Studio album by Valentín Elizalde
- Released: April 18, 2006
- Genre: Banda, ranchera, cumbia, corridos, son (music)
- Label: Universal Latino
- Producer: Valentin Elizalde

Valentín Elizalde chronology
| Y su Banda Guasaveña (2006) | Vencedor (2006) | En Vivo, Vol. 2 (2007) |

= Vencedor =

Vencedor (Eng.: Victorious) is the title of a studio album released posthumously by Mexican norteño performer Valentín Elizalde.
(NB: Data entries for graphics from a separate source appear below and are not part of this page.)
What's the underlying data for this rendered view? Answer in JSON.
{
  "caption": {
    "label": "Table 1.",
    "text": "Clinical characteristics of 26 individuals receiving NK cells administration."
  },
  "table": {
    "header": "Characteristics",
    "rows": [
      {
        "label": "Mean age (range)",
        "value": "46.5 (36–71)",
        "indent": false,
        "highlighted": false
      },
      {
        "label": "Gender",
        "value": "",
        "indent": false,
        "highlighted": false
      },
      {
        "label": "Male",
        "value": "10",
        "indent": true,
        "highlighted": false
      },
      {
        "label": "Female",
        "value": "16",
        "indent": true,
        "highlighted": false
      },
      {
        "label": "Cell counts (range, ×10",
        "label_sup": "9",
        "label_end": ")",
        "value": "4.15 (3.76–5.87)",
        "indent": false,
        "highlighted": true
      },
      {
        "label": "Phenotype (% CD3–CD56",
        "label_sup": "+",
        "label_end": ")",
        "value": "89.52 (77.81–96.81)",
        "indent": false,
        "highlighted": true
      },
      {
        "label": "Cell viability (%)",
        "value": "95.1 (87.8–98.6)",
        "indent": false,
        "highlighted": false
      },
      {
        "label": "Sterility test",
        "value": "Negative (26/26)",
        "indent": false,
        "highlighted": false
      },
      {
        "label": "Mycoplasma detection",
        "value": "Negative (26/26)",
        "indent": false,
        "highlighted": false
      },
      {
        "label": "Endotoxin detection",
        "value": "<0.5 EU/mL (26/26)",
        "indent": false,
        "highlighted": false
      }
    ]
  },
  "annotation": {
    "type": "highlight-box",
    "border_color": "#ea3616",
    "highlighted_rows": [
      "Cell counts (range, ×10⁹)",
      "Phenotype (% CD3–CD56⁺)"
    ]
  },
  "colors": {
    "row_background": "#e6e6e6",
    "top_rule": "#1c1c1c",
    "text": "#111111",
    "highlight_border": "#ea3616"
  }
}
This album became his first number-one entry on the Billboard Top Latin Albums, and was released in a standard CD presentation and as a CD/DVD combo.

Professional ratings
Review scores
| Source | Rating |
| Allmusic |  |

==Track listing==
The track listing from Billboard and Allmusic.

===CD===

| No. | Title | Writer(s) | Length |
|---|---|---|---|
| 1. | "Te Quiero Así" | Benny Camacho | 2:51 |
| 2. | "Vidita Mía" | Chalino Sánchez | 3:14 |
| 3. | "Como Me Duele" | Manuel Figueroa | 3:39 |
| 4. | "A Mis Enemigos" | Alejandro Lira | 3:03 |
| 5. | "El Toro Moro" | Chalino Sánchez | 2:25 |
| 6. | "Vencedor" | Camacho | 3:03 |
| 7. | "Y No Me lo Das" | Manuel Figueroa | 2:04 |
| 8. | "Rodolfillo" | Valentín Elizalde | 4:15 |
| 9. | "Hoy No" | Valentín Elizalde | 2:59 |
| 10. | "El Corrido del Médico" | Miguel Ángel Araiza Martínez | 4:13 |
| 11. | "Por Qué Te Extraño" | Enrique Franco | 3:28 |
| 12. | "Para Qué Olvidar" | Camacho | 3:13 |
| 13. | "El "M" Grande" | Juan Villareal | 3:01 |
| 14. | "En Está Navidad" | Ernesto Pablo Soto | 3:58 |

===DVD===
1. Y Se Parece A Ti
2. Si Me Ven
3. Vete Con Él
4. Volveré a Amar
5. Los Pájaros
6. La Más Deseada
7. Aunque Te Enamores
8. Nada
9. Soy Así
10. Ébrio de Amor
11. La Gallina Ponedora
12. Como Me Duele

==Personnel==
This information from Allmusic.
- Valentin Elizalde — Producer
- Carlos Luna — Mastering, mixing
- Noe Sepulveda — Engineer
- Fortunato Moreno T. — Graphic design, art direction, photography, creative consultant

==Chart performance==

| Chart (2007) | Peak position |
|---|---|
| Mexico AMPROFON Album Chart | 10 |
| US Billboard Top Latin Albums | 1 |
| US Billboard Regional Mexican Albums | 1 |
| US Billboard Top Heatseekers | 35 |
| US Billboard 200 | 70 |

Year-End Charts

| Chart (2007) | Peak position |
|---|---|
| US Billboard Top Latin Albums | 5 |
| US Billboard Top Regional Mexican Albums | 2 |

==Sales and certifications==

| Region | Certification | Certified units/sales |
| Mexico (AMPROFON) | 4× Platinum | 400,000^{^} |
| United States (RIAA) | Platinum (Latin) | 100,000^{^} |
^{^} Shipments figures based on certification alone.